Below are some of the things I have to look forward to every four years and which help to greaten my dislike of the majority of the human race.

Those damn flags:
Are the flags really necessary?  Chances are, we know who you're going to be supporting.  I don't see the point in sticking a flag out of the window or covering houses in the things, but apparently most of the population do.  A short trip turns into a loating for the colours red and white as you pass hundreds of cars sporting the flags.  Though it does allow you to preemptively know which houses not to visit.

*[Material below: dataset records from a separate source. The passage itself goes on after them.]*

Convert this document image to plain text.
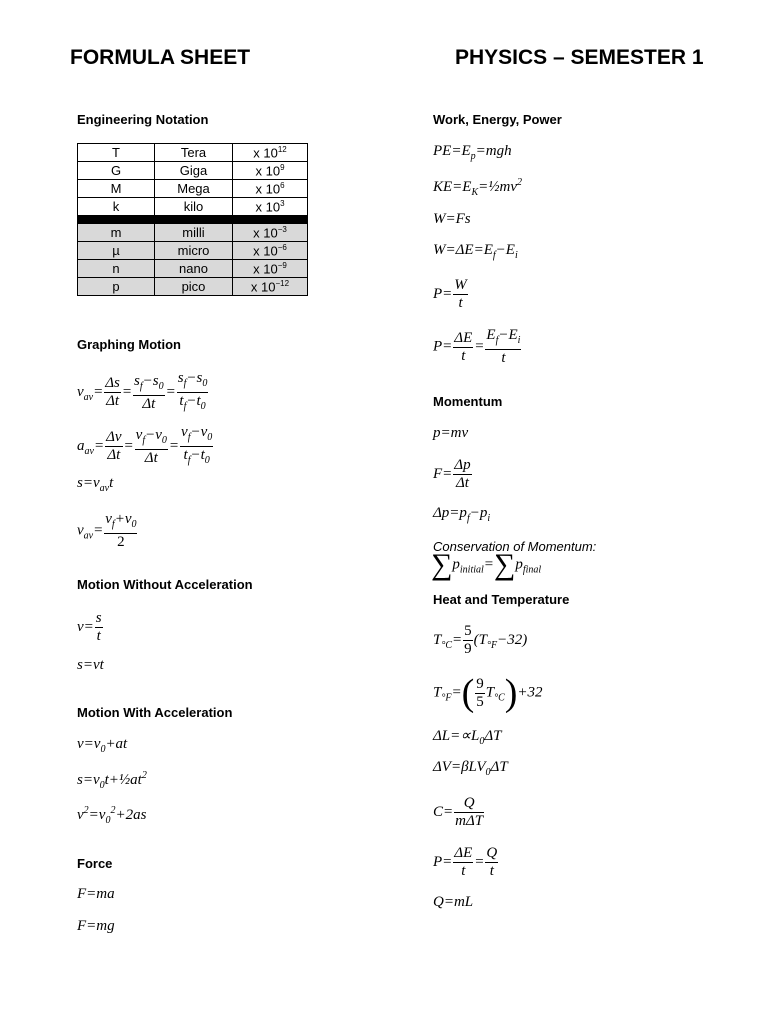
FORMULA SHEET	PHYSICS – SEMESTER 1
Engineering Notation
T	Tera	x $10^{12}$
G	Giga	x $10^9$
M	Mega	x $10^6$
k	kilo	x $10^3$

m	milli	x $10^{-3}$
µ	micro	x $10^{-6}$
n	nano	x $10^{-9}$
p	pico	x $10^{-12}$
Graphing Motion
$v_{av}= \frac{\Delta s}{\Delta t} = \frac{s_f-s_0}{\Delta t} = \frac{s_f-s_0}{t_f-t_0}$
$a_{av}= \frac{\Delta v}{\Delta t} = \frac{v_f-v_0}{\Delta t} = \frac{v_f-v_0}{t_f-t_0}$
$s=v_{av}t$
$v_{av}= \frac{v_f+v_0}{2}$
Motion Without Acceleration
$v= \frac{s}{t}$
s=vt
Motion With Acceleration
$v=v_0+at$
$s=v_0t+\frac{1}{2}at^2$
$v^2=v_0^2+2as$
Force
F=ma
F=mg
Work, Energy, Power
$PE=E_p=mgh$
$KE=E_K=\frac{1}{2}mv^2$
W=Fs
$W=\Delta E=E_f-E_i$
$P= \frac{W}{t}$
$P= \frac{\Delta E}{t} = \frac{E_f-E_i}{t}$
Momentum
p=mv
$F= \frac{\Delta p}{\Delta t}$
$\Delta p=p_f-p_i$
Conservation of Momentum:
$\sum p_{initial}=\sum p_{final}$
Heat and Temperature
$T_{^\circ C}= \frac{5}{9} (T_{^\circ F}-32)$
$T_{^\circ F}=( \frac{9}{5} T_{^\circ C})+32$
$\Delta L=\propto L_0\Delta T$
ΔV=βLV$_0$ΔT
C=
Q
mΔT
$P= \frac{\Delta E}{t} = \frac{Q}{t}$
Q=mL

No other conversation matter:
I don't like football.  I don't watch football.  I don't know any players in our team.  And yet I'm having discussions with my dad about what went on in that last hour and a half because nothing else has happened recently.  The country has ground to a halt to wait to see what happens with those guys halfway across the world. 

TV goes crazy:
Quality programmes?  Nope, here's a load of adverts about football.  News reports?  Nah, footballers are more important.  I can't remember the last time I turned on the TV to find something other than a football being onscreen.  Well...there was the time I turned over to see a show with the set covered in England flags.

The songs:
Every tournament, we get a buttload of easily forgotten anthems, the most popular being 'Three Lions'.  I don't know what brings people to wail about how awesome England is, but I want it to stop. 

Endless Facebook updates:
I only use Facebook here as it's the current social network in mainstream use, but whatever the network is, you can be assured every other message sent is in regard to the World Cup.  When something interesting happens, it's custom to go straight to Facebook and tell the world what just occured.  This isn't the thing that bothers me since it's the entire purpose of that box.  The annoyances start when a thousand others post the exact same thing.  If someone scores, I hope you weren't hoping for any interesting updates for the next few minutes as everyone goes to post their love/hate of the goal/player/team/all of the above.  I can't wait for the World Cup to be over so I can go back to reading about what meals people have been eating recently.